Companies have complained that such advisers have too much influence on shareholder votes
By Gabriel T. Rubin
Securities regulators will consider a series of changes to curb the impact of consultants who advise on shareholder votes at public companies, Securities and Exchange Commission Chairman Jay Clayton said Thursday, responding to business groups who have argued they wield outsize influence.
The SEC will consider whether to impose new disclosure requirements for such so-called proxy advisers, who make recommendations to institutional investors about issues such as executive pay and environmental initiatives.
Corporate groups criticize proxy advisers as having too much influence on shareholder votes at public companies, and have called for tighter regulation of the two main proxy advisory firms, Institutional Shareholder Services and Glass Lewis & Co.
Mr. Clayton said the SEC would also take up recommendations to shore up the “plumbing” of the shareholder voting process, which some investors have said is opaque and error-prone. The commission will also consider raising the ownership thresholds for shareholders to submit proposals for shareholder votes and for the amount of support a proposal must receive for it to be reconsidered in subsequent years, in an effort to weed out recurring proposals that gain little support.

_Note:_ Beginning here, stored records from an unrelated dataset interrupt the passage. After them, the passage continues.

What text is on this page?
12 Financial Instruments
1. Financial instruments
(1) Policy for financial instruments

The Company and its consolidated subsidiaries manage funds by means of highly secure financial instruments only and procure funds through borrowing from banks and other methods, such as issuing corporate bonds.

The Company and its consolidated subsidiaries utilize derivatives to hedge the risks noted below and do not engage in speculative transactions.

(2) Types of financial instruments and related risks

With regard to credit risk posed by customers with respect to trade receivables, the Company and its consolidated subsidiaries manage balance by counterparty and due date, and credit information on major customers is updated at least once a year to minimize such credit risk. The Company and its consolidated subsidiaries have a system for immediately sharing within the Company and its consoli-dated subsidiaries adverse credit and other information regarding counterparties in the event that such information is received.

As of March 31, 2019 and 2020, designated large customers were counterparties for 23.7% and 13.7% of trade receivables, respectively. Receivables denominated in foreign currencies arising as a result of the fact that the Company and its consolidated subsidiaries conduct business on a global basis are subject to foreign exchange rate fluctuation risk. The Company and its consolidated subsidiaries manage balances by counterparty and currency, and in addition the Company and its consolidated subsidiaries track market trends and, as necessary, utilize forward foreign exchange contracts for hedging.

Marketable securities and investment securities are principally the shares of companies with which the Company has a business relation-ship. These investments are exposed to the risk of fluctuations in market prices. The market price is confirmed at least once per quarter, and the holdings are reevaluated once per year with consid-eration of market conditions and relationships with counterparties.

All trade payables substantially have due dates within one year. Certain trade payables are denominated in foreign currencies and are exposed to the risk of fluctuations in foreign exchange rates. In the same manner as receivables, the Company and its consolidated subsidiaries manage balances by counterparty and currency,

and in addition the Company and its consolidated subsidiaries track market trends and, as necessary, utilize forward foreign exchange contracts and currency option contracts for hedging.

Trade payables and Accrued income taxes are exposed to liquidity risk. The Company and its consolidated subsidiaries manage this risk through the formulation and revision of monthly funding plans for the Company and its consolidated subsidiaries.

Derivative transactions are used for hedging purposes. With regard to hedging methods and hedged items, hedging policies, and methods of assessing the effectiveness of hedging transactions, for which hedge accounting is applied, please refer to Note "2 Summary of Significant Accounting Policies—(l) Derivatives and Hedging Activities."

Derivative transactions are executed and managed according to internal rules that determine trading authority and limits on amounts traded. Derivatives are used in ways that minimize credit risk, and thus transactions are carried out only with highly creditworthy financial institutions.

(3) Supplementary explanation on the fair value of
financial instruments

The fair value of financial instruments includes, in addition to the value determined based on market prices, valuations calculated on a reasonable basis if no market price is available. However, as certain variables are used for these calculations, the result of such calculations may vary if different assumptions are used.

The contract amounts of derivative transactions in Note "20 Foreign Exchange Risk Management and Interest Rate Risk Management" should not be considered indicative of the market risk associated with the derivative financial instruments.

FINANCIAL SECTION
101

“It is clear to me that these issues will not improve on their own with time, and I intend to move forward with the staff recommendations,” Mr. Clayton said in remarks prepared for delivery Thursday at Columbia University in New York.
Reining in proxy advisers has been a priority of corporate groups like the U.S. Chamber of Commerce, which took out advertisements earlier this year in major newspapers urging the SEC to limit their influence.
ISS issues recommendations on about 6,000 U.S. companies every year. In 2017, it urged “no” votes on executive pay about 12% of the time, while only about 2% of corporate “say on pay” votes failed.
At an SEC roundtable last month, leaders of ISS and Glass Lewis, which combined control 97% of the proxy advisory business, made clear they oppose new regulations on their firms and say that existing disclosures serve investors sufficiently well. Proxy advisers would have to disclose more about how they came to their recommendations for particular companies or industries.
“The audience at the SEC Roundtable heard broad stakeholder agreement that additional regulation of proxy advisers is not warranted,” ISS wrote to the Senate Banking Committee, which held its own hearing on the shareholder voting system on Thursday. A bipartisan group of senators recently introduced a bill that would require SEC examinations of proxy advisers and reviews of their conflict-of-interest policies.
SEC Commissioner Robert Jackson, a Democrat, said he favored more transparency in the shareholder voting system, especially for institutional investors like asset managers who vote on behalf of retail clients. But he has questioned the importance of changing how investors interact with proxy advisers, saying there is little evidence the advisers wield too much influence on shareholder voting decisions.